© Reuters. FILE PHOTO: The Bayer AG logo at the German pharmaceutical company’s annual results news conference in Leverkusen, Germany, February 27, 2019. REUTERS/Wolfgang Rattay/File Photo
By Shankar Ramakrishnan
(Reuters) -Bayer held a call with investors on Monday after a series of bad news led some to question whether the German group had been honest about its prospects ahead of a $5.75 billion bond issue. Three sources familiar with the situation said Tuesday. Wednesday.
The bad news led some bond investors to question whether Bayer (OTC:) should improve the terms of the deal or cancel it entirely, one of the sources said.
The pesticide-drug group priced the investment-grade bond on Thursday last week, and the deal closed on Tuesday.
On Sunday, it was hit by a major setback in drug development when it aborted a large late-stage trial testing a new blood-thinning drug that promised billions in revenue, acting on the recommendation of an independent trial monitoring board.

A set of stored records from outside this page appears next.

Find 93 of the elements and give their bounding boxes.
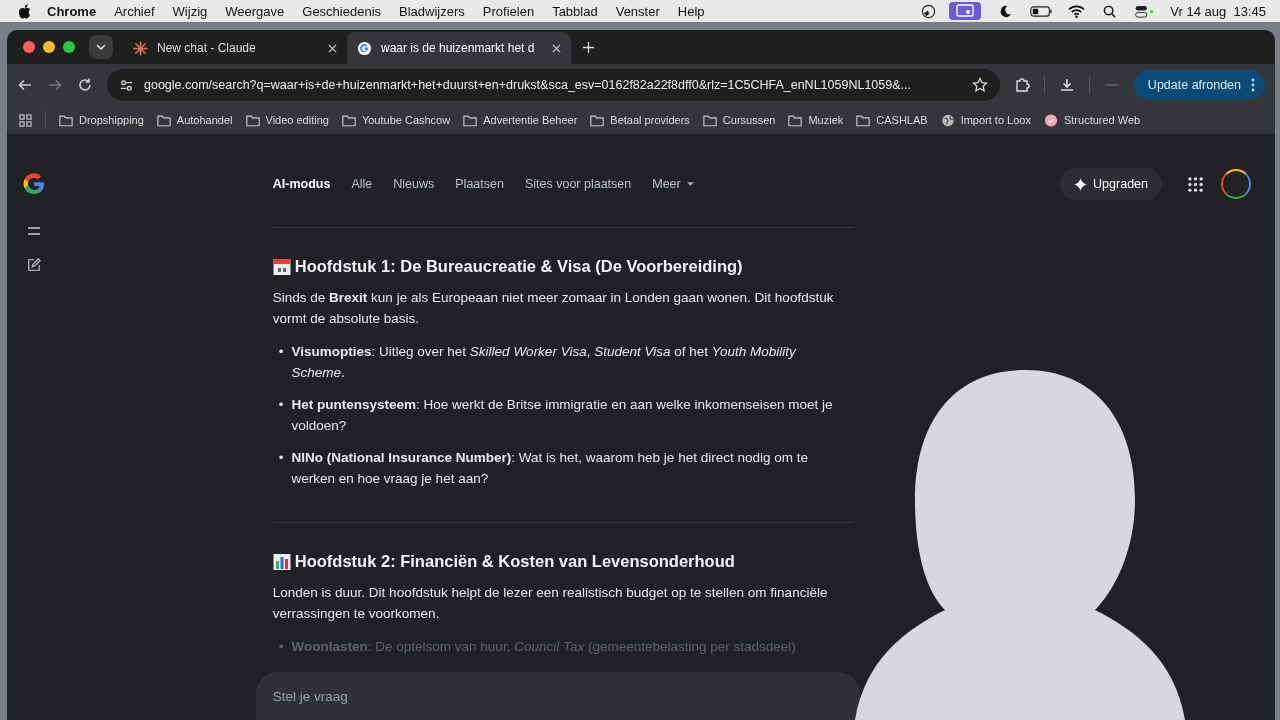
bookmark-item[interactable]: Dropshipping: [59, 113, 144, 127]
bullet-text: NINo (National Insurance Number): Wat is het, waarom heb je het direct nodig om te werken en hoe vraag je het aan?: [291, 449, 809, 488]
more-vertical-icon[interactable]: [1251, 78, 1255, 92]
bullet-marker: •: [278, 396, 284, 414]
question-field[interactable]: Stel je vraag: [255, 672, 860, 720]
search-tab[interactable]: Meer: [652, 177, 694, 191]
close-icon[interactable]: [552, 43, 561, 53]
paragraph-text: Sinds de Brexit kun je als Europeaan niet meer zomaar in Londen gaan wonen. Dit hoofdstuk vormt de absolute basis.: [272, 289, 835, 328]
bullet-marker: •: [278, 449, 284, 467]
close-window-button[interactable]: [23, 41, 35, 53]
folder-icon: [156, 113, 171, 127]
close-icon[interactable]: [328, 43, 337, 53]
app-menu[interactable]: Chrome: [47, 3, 97, 19]
reload-icon[interactable]: [77, 77, 93, 93]
search-tab[interactable]: Sites voor plaatsen: [524, 177, 632, 191]
chevron-down-icon: [96, 44, 106, 50]
menu-item[interactable]: Bladwijzers: [399, 3, 465, 19]
forward-arrow-icon[interactable]: [47, 77, 63, 93]
bookmark-item[interactable]: Video editing: [245, 113, 329, 127]
edit-icon[interactable]: [26, 258, 41, 272]
address-bar[interactable]: google.com/search?q=waar+is+de+huizenmarkt+het+duurst+en+drukst&sca_esv=0162f82a22f8dff0&rlz=1C5CHFA_enNL1059NL1059&...: [107, 69, 1000, 101]
tab-title: waar is de huizenmarkt het d: [381, 41, 536, 55]
bullet-marker: •: [278, 343, 284, 361]
menu-item[interactable]: Profielen: [482, 3, 535, 19]
folder-icon: [245, 113, 260, 127]
back-arrow-icon[interactable]: [17, 77, 33, 93]
menu-icon[interactable]: [26, 224, 41, 238]
bookmark-item[interactable]: Import to Loox: [940, 113, 1031, 127]
browser-tab[interactable]: waar is de huizenmarkt het d: [347, 32, 571, 64]
bullet-text: Het puntensysteem: Hoe werkt de Britse immigratie en aan welke inkomenseisen moet je voldoen?: [291, 396, 834, 435]
search-tab[interactable]: AI-modus: [272, 177, 331, 191]
g-logo-icon: [357, 40, 372, 56]
search-tab[interactable]: Alle: [351, 177, 373, 191]
search-tab[interactable]: Plaatsen: [455, 177, 504, 191]
new-tab-icon[interactable]: [583, 41, 594, 53]
folder-icon: [463, 113, 478, 127]
globe-icon: [940, 113, 955, 127]
wifi-icon[interactable]: [1068, 3, 1086, 19]
screen-share-icon[interactable]: [949, 2, 982, 20]
tab-title: New chat - Claude: [157, 41, 257, 55]
folder-icon: [590, 113, 605, 127]
menu-item[interactable]: Help: [677, 3, 705, 19]
bookmark-item[interactable]: Autohandel: [156, 113, 233, 127]
bullet-marker: •: [278, 638, 284, 656]
section-heading: Hoofdstuk 2: Financiën & Kosten van Levensonderhoud: [272, 551, 853, 572]
tab-search-button[interactable]: [89, 35, 113, 59]
download-icon[interactable]: [1058, 77, 1075, 93]
globe-icon[interactable]: [920, 3, 938, 19]
star-icon[interactable]: [971, 77, 988, 93]
battery-icon[interactable]: [1030, 3, 1053, 19]
menu-item[interactable]: Wijzig: [172, 3, 208, 19]
bookmark-item[interactable]: Betaal providers: [590, 113, 690, 127]
folder-icon: [341, 113, 356, 127]
section-heading: Hoofdstuk 1: De Bureaucreatie & Visa (De Voorbereiding): [272, 256, 853, 277]
starburst-icon: [133, 40, 148, 56]
menu-item[interactable]: Weergave: [225, 3, 285, 19]
bookmark-item[interactable]: Muziek: [788, 113, 844, 127]
g-logo-icon[interactable]: [21, 172, 46, 196]
menu-item[interactable]: Venster: [615, 3, 660, 19]
bookmark-item[interactable]: Cursussen: [702, 113, 776, 127]
upgrade-button[interactable]: Upgraden: [1060, 168, 1162, 200]
check-badge-icon: [1043, 113, 1058, 127]
caret-icon: [686, 182, 694, 186]
bar-chart-icon: [272, 552, 291, 571]
menu-item[interactable]: Tabblad: [552, 3, 598, 19]
puzzle-icon[interactable]: [1013, 77, 1030, 93]
bullet-text: Visumopties: Uitleg over het Skilled Worker Visa, Student Visa of het Youth Mobility Scheme.: [291, 343, 797, 382]
browser-tab[interactable]: New chat - Claude: [123, 32, 347, 64]
folder-icon: [788, 113, 803, 127]
search-tab[interactable]: Nieuws: [393, 177, 435, 191]
account-avatar[interactable]: [1221, 169, 1251, 199]
update-button[interactable]: Update afronden: [1133, 70, 1265, 100]
apps-grid-icon[interactable]: [1188, 176, 1203, 192]
menu-item[interactable]: Archief: [114, 3, 155, 19]
calendar-icon: [272, 257, 291, 276]
sparkle-icon: [1074, 177, 1088, 191]
folder-icon: [702, 113, 717, 127]
url-text: google.com/search?q=waar+is+de+huizenmarkt+het+duurst+en+drukst&sca_esv=0162f82a22f8dff0&rlz=1C5CHFA_enNL1059NL1059&...: [144, 78, 912, 92]
bookmark-item[interactable]: CASHLAB: [856, 113, 928, 127]
bookmark-item[interactable]: Structured Web: [1043, 113, 1141, 127]
apple-icon[interactable]: [18, 3, 31, 19]
zoom-window-button[interactable]: [63, 41, 75, 53]
bookmark-item[interactable]: Youtube Cashcow: [341, 113, 451, 127]
search-icon[interactable]: [1101, 3, 1119, 19]
paragraph-text: Londen is duur. Dit hoofdstuk helpt de lezer een realistisch budget op te stellen om financiële verrassingen te voorkomen.: [272, 584, 829, 623]
bullet-text: Woonlasten: De optelsom van huur, Council Tax (gemeentebelasting per stadsdeel): [291, 638, 797, 656]
clock-text: Vr 14 aug 13:45: [1170, 3, 1266, 19]
menu-item[interactable]: Geschiedenis: [302, 3, 382, 19]
folder-icon: [856, 113, 871, 127]
folder-icon: [59, 113, 73, 127]
minimize-window-button[interactable]: [43, 41, 55, 53]
bookmark-item[interactable]: Advertentie Beheer: [463, 113, 578, 127]
site-settings-icon[interactable]: [119, 77, 134, 93]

Then, in two separate lawsuits, Bayer was ordered on Friday to pay $1.56 billion to plaintiffs for its Roundup herbicide, followed by another order on Monday to pay $165 million to employees of a school northeast of Seattle.
“From our conversations with clients, many are angry and seriously questioning whether Bayer management was too quick to push the deal ahead of the news,” said Andrew Brady, head of basic industries research at CreditSights, referring to investors.
A Bayer spokesman declined to comment.
The company’s bankers held a call with some major investors on Monday in an attempt to appease them, two of the sources said.
On the call, investors asked for clarity on whether the bad news would have a material impact on the company’s earnings, one of the sources said. The company told investors it had reservations about dealing with the Roundup litigation and could not have predicted the jury verdicts, the source said.
It is rare for investment-grade bonds to be retired after they have been priced, according to the sources, who are market participants.
In March 2021, Nomura Holdings (NYSE:) flagged a potential $2 billion loss at a U.S. subsidiary and shelved a major bond issue.
Bayer priced bonds with maturities between three and 30 years. It was the 10th largest investment-grade bond deal by an industrial company this year and attracted more than $22 billion in orders, according to Informa Global Markets.
Citigroup, JP Morgan, SMBC Nikko Securities America and Wells Fargo were bookrunners on the deal.
All banks declined to comment.
Credit spreads, or the premium charged on Treasury bonds, on some of the bonds on Wednesday were bid between 5 and 23 basis points higher than their price last Thursday.
The developments “were not sufficient to trigger a material adverse change clause in the bond documents for investors to request redemption,” CreditSights’ Brady said.